Cytomegalovirus (CMV) - Overview
- Presentation:
- Immunocompetent: Most are asymptomatic or present with a mononucleosis-like syndrome (fever, chills, fatigue, malaise); incubation 20\text{--}60 \text{ days}, duration 2\text{--}6 \text{ weeks}. Heterophile antibody negative.
- Immunocompromised: Can present with viral syndrome (malaise, fever, leukopenia, thrombocytopenia), pneumonia (fever, nonproductive cough, dyspnea, often after bone marrow transplant or in AIDS), or CMV retinitis (can lead to vision loss).
- Diagnosis (Orders): CBC with differential, Monospot testing, Serology (CMV IgM, IgG), Direct viral detection (CMV DNA/viral load), Chest X-ray (if pneumonia), Fundoscopy (if retinitis).
- Expected Results:
- CBC: Lymphocytosis with >10\% atypical lymphocytes.
- Monospot testing: Negative (key differentiator from EBV).
- Serology: IgM indicates acute infection; a fourfold rise in IgG indicates active infection; IgG alone indicates past infection.
- CMV DNA (viral load): Used especially in immunocompromised to monitor infection and treatment response.
- CXR: Diffuse pulmonary infiltrates (if pneumonia).
- Fundoscopy: Retinal hemorrhages and cotton-wool spots, characteristic of CMV retinitis.
- Nuances:
- Human herpesvirus 5; establishes lifelong latency, reactivating with immunosuppression.
- Causes mononucleosis syndrome that is Monospot negative, distinguishing it from EBV.
- Congenital CMV is a TORCH infection.
- Retinitis is a critical opportunistic infection in immunocompromised patients.

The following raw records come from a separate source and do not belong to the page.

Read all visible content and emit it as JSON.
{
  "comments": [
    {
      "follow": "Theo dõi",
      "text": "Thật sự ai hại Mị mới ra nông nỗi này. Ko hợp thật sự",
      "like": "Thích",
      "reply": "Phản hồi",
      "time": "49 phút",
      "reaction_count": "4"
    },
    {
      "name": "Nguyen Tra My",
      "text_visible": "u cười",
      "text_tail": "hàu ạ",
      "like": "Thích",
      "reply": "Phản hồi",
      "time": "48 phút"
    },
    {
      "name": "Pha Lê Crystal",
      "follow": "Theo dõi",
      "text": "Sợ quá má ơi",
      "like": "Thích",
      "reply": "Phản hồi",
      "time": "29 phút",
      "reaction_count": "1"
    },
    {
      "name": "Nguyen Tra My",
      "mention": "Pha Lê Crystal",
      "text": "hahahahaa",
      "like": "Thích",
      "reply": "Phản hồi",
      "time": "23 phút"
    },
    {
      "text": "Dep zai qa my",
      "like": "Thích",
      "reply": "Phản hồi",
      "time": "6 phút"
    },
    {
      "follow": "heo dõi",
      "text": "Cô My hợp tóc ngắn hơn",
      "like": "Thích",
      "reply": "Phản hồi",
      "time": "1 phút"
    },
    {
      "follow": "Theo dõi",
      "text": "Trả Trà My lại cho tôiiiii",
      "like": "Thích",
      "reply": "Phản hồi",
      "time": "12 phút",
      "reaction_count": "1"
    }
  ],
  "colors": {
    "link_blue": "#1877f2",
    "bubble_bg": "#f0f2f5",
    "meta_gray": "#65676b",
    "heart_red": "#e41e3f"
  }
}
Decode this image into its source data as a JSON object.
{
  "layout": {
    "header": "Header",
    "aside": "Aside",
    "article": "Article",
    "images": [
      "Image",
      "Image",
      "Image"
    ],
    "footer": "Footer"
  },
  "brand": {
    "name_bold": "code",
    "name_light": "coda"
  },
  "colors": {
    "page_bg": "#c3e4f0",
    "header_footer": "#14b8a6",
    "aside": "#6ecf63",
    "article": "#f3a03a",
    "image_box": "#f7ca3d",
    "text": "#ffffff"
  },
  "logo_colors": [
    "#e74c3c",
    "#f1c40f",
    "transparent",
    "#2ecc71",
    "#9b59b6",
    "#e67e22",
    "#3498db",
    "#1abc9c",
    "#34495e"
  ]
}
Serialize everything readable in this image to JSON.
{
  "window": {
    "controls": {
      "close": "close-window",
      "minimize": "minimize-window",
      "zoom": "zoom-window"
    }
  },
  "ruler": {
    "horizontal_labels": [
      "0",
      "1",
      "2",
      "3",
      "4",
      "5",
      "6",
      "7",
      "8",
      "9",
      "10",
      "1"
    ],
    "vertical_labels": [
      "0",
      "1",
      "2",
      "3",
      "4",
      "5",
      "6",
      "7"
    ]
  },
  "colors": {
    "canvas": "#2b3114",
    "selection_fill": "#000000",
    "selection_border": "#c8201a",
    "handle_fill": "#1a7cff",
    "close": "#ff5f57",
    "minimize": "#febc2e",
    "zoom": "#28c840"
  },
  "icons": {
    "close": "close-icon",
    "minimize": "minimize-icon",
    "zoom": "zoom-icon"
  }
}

Epstein-Barr Virus (EBV) - Overview
- Presentation:
- Primarily causes infectious mononucleosis (mono).
- Infants/young children: Often asymptomatic or mild pharyngitis/tonsillitis.
- Adolescents/young adults: Prodromal phase (fatigue, malaise, myalgia) followed by illness phase with fever, pharyngitis, palatal petechiae, prominent lymphadenopathy (especially posterior cervical), rash, hepatosplenomegaly.

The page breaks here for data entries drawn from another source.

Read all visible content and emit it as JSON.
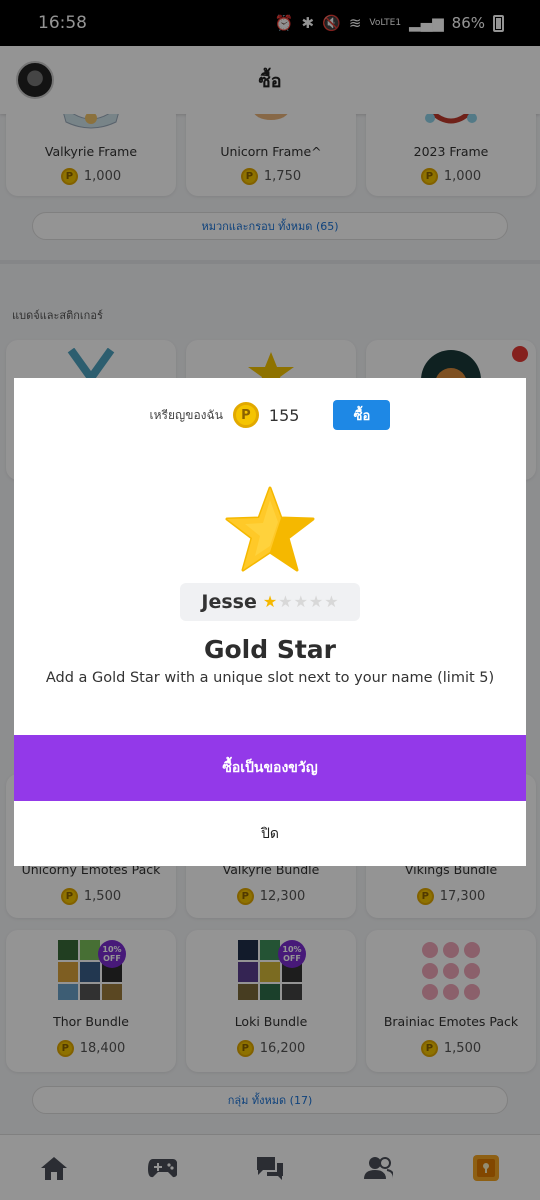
{
  "status_bar": {
    "time": "16:58",
    "battery": "86%",
    "network": "VoLTE1"
  },
  "header": {
    "title": "ซื้อ"
  },
  "frames_row": [
    {
      "name": "Valkyrie Frame",
      "price": "1,000"
    },
    {
      "name": "Unicorn Frame^",
      "price": "1,750"
    },
    {
      "name": "2023 Frame",
      "price": "1,000"
    }
  ],
  "frames_all_label": "หมวกและกรอบ ทั้งหมด (65)",
  "badges_section_label": "แบดจ์และสติกเกอร์",
  "bundles_row1": [
    {
      "name": "Unicorny Emotes Pack",
      "price": "1,500"
    },
    {
      "name": "Valkyrie Bundle",
      "price": "12,300"
    },
    {
      "name": "Vikings Bundle",
      "price": "17,300"
    }
  ],
  "bundles_row2": [
    {
      "name": "Thor Bundle",
      "price": "18,400",
      "badge": "10% OFF"
    },
    {
      "name": "Loki Bundle",
      "price": "16,200",
      "badge": "10% OFF"
    },
    {
      "name": "Brainiac Emotes Pack",
      "price": "1,500"
    }
  ],
  "bundles_all_label": "กลุ่ม ทั้งหมด (17)",
  "coin_symbol": "P",
  "modal": {
    "coins_label": "เหรียญของฉัน",
    "coins_value": "155",
    "buy_label": "ซื้อ",
    "preview_name": "Jesse",
    "preview_stars_filled": 1,
    "preview_stars_total": 5,
    "title": "Gold Star",
    "description": "Add a Gold Star with a unique slot next to your name (limit 5)",
    "gift_label": "ซื้อเป็นของขวัญ",
    "close_label": "ปิด"
  },
  "colors": {
    "gift_button": "#9339e9",
    "buy_button": "#1e88e5",
    "coin": "#f5c400",
    "star": "#f5b800"
  },
  "nav_icons": [
    "home-icon",
    "gamepad-icon",
    "chat-icon",
    "friends-icon",
    "shop-icon"
  ]
}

- Elderly: May have prolonged fever, fatigue, malaise, myalgia; symptoms can be more severe or atypical.
- Diagnosis (Orders): CBC with differential, CMP, Heterophile test (Monospot), Serology (viral capsid antigen [VCA] antibodies).
- Expected Results:
- CBC: Leukocytosis, often with atypical lymphocytes.
- CMP: Elevated liver enzymes (transaminases).

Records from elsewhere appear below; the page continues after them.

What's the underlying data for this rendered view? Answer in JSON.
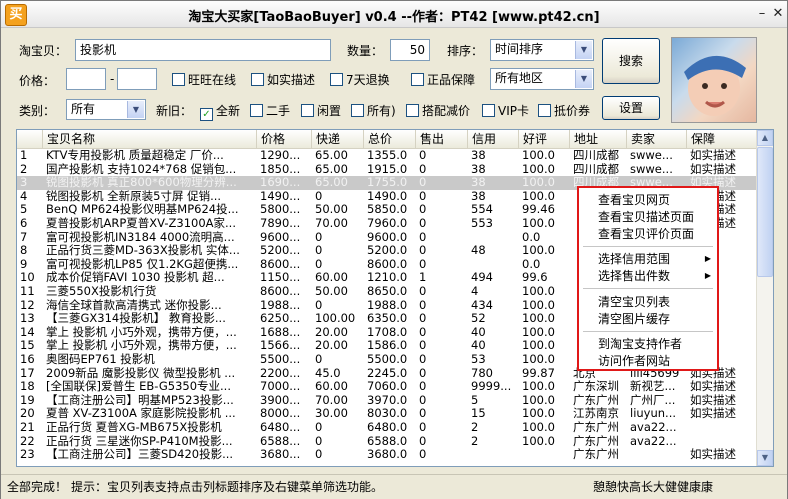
{
  "window": {
    "icon_text": "买",
    "title": "淘宝大买家[TaoBaoBuyer] v0.4 --作者：PT42 [www.pt42.cn]"
  },
  "search": {
    "item_label": "淘宝贝：",
    "item_value": "投影机",
    "qty_label": "数量：",
    "qty_value": "50",
    "sort_label": "排序：",
    "sort_value": "时间排序",
    "price_label": "价格：",
    "price_min": "",
    "price_sep": "-",
    "price_max": "",
    "region_value": "所有地区",
    "category_label": "类别：",
    "category_value": "所有",
    "condition_label": "新旧："
  },
  "checkboxes_row1": [
    {
      "label": "旺旺在线",
      "checked": false
    },
    {
      "label": "如实描述",
      "checked": false
    },
    {
      "label": "7天退换",
      "checked": false
    },
    {
      "label": "正品保障",
      "checked": false
    }
  ],
  "checkboxes_row2": [
    {
      "label": "全新",
      "checked": true
    },
    {
      "label": "二手",
      "checked": false
    },
    {
      "label": "闲置",
      "checked": false
    },
    {
      "label": "所有)",
      "checked": false
    },
    {
      "label": "搭配减价",
      "checked": false
    },
    {
      "label": "VIP卡",
      "checked": false
    },
    {
      "label": "抵价券",
      "checked": false
    }
  ],
  "buttons": {
    "search": "搜索",
    "settings": "设置"
  },
  "table": {
    "columns": [
      "宝贝名称",
      "价格",
      "快递",
      "总价",
      "售出",
      "信用",
      "好评",
      "地址",
      "卖家",
      "保障"
    ],
    "rows": [
      [
        "1",
        "KTV专用投影机 质量超稳定 厂价...",
        "1290...",
        "65.00",
        "1355.0",
        "0",
        "38",
        "100.0",
        "四川成都",
        "swwe...",
        "如实描述"
      ],
      [
        "2",
        "国产投影机 支持1024*768 促销包...",
        "1850...",
        "65.00",
        "1915.0",
        "0",
        "38",
        "100.0",
        "四川成都",
        "swwe...",
        "如实描述"
      ],
      [
        "3",
        "锐图投影机 真正800*600物理分辨...",
        "1690...",
        "65.00",
        "1755.0",
        "0",
        "38",
        "100.0",
        "四川成都",
        "swwe...",
        "如实描述"
      ],
      [
        "4",
        "锐图投影机 全新原装5寸屏 促销...",
        "1490...",
        "0",
        "1490.0",
        "0",
        "38",
        "100.0",
        "",
        "",
        "如实描述"
      ],
      [
        "5",
        "BenQ MP624投影仪明基MP624投...",
        "5800...",
        "50.00",
        "5850.0",
        "0",
        "554",
        "99.46",
        "",
        "",
        "如实描述"
      ],
      [
        "6",
        "夏普投影机ARP夏普XV-Z3100A家...",
        "7890...",
        "70.00",
        "7960.0",
        "0",
        "553",
        "100.0",
        "",
        "",
        "如实描述"
      ],
      [
        "7",
        "富可视投影机IN3184 4000流明高...",
        "9600...",
        "0",
        "9600.0",
        "0",
        "",
        "0.0",
        "",
        "",
        ""
      ],
      [
        "8",
        "正品行货三菱MD-363X投影机 实体...",
        "5200...",
        "0",
        "5200.0",
        "0",
        "48",
        "100.0",
        "",
        "",
        ""
      ],
      [
        "9",
        "富可视投影机LP85 仅1.2KG超便携...",
        "8600...",
        "0",
        "8600.0",
        "0",
        "",
        "0.0",
        "",
        "",
        ""
      ],
      [
        "10",
        "成本价促销FAVI 1030 投影机 超...",
        "1150...",
        "60.00",
        "1210.0",
        "1",
        "494",
        "99.6",
        "",
        "",
        "换"
      ],
      [
        "11",
        "三菱550X投影机行货",
        "8600...",
        "50.00",
        "8650.0",
        "0",
        "4",
        "100.0",
        "",
        "",
        ""
      ],
      [
        "12",
        "海信全球首款高清携式 迷你投影...",
        "1988...",
        "0",
        "1988.0",
        "0",
        "434",
        "100.0",
        "",
        "",
        "换"
      ],
      [
        "13",
        "【三菱GX314投影机】 教育投影...",
        "6250...",
        "100.00",
        "6350.0",
        "0",
        "52",
        "100.0",
        "",
        "",
        ""
      ],
      [
        "14",
        "掌上 投影机 小巧外观，携带方便，...",
        "1688...",
        "20.00",
        "1708.0",
        "0",
        "40",
        "100.0",
        "",
        "",
        ""
      ],
      [
        "15",
        "掌上 投影机 小巧外观，携带方便，...",
        "1566...",
        "20.00",
        "1586.0",
        "0",
        "40",
        "100.0",
        "",
        "",
        ""
      ],
      [
        "16",
        "奥图码EP761 投影机",
        "5500...",
        "0",
        "5500.0",
        "0",
        "53",
        "100.0",
        "",
        "",
        ""
      ],
      [
        "17",
        "2009新品 魔影投影仪 微型投影机 ...",
        "2200...",
        "45.0",
        "2245.0",
        "0",
        "780",
        "99.87",
        "北京",
        "lili45699",
        "如实描述"
      ],
      [
        "18",
        "[全国联保]爱普生 EB-G5350专业...",
        "7000...",
        "60.00",
        "7060.0",
        "0",
        "9999...",
        "100.0",
        "广东深圳",
        "新视艺...",
        "如实描述"
      ],
      [
        "19",
        "【工商注册公司】明基MP523投影...",
        "3900...",
        "70.00",
        "3970.0",
        "0",
        "5",
        "100.0",
        "广东广州",
        "广州厂...",
        "如实描述"
      ],
      [
        "20",
        "夏普 XV-Z3100A 家庭影院投影机 ...",
        "8000...",
        "30.00",
        "8030.0",
        "0",
        "15",
        "100.0",
        "江苏南京",
        "liuyun...",
        "如实描述"
      ],
      [
        "21",
        "正品行货 夏普XG-MB675X投影机",
        "6480...",
        "0",
        "6480.0",
        "0",
        "2",
        "100.0",
        "广东广州",
        "ava22...",
        ""
      ],
      [
        "22",
        "正品行货 三星迷你SP-P410M投影...",
        "6588...",
        "0",
        "6588.0",
        "0",
        "2",
        "100.0",
        "广东广州",
        "ava22...",
        ""
      ],
      [
        "23",
        "【工商注册公司】三菱SD420投影...",
        "3680...",
        "0",
        "3680.0",
        "0",
        "",
        "",
        "广东广州",
        "",
        "如实描述"
      ]
    ]
  },
  "context_menu": {
    "group1": [
      "查看宝贝网页",
      "查看宝贝描述页面",
      "查看宝贝评价页面"
    ],
    "group2": [
      "选择信用范围",
      "选择售出件数"
    ],
    "group3": [
      "清空宝贝列表",
      "清空图片缓存"
    ],
    "group4": [
      "到淘宝支持作者",
      "访问作者网站"
    ]
  },
  "status": {
    "left": "全部完成！",
    "hint": "提示：宝贝列表支持点击列标题排序及右键菜单筛选功能。",
    "right": "憩憩快高长大健健康康"
  },
  "colors": {
    "highlight_border": "#e01818",
    "selected_row": "#c9c9c9"
  },
  "icons": {
    "close": "close-icon",
    "minimize": "minimize-icon",
    "dropdown": "chevron-down-icon",
    "submenu": "chevron-right-icon"
  }
}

- Heterophile test (Monospot): High specificity for mono (\approx 100\%), \sim 80\text{--}90\% accuracy in the third week of illness; can be false negative in young children.
- Serology (VCA antibodies): Anti-VCA IgM (indicates acute infection); Anti-VCA IgG (indicates past infection).
- Nuances:
- Human herpesvirus 4; commonly transmitted through saliva ("kissing disease").
- Causes mononucleosis syndrome that is Monospot positive (distinguishing from CMV).
- Risk of splenic rupture is critical in acute illness, requiring avoidance of contact sports if splenomegaly is present.
- Rash can occur if Ampicillin/Amoxicillin is used, and it's an interaction, not a direct EBV symptom.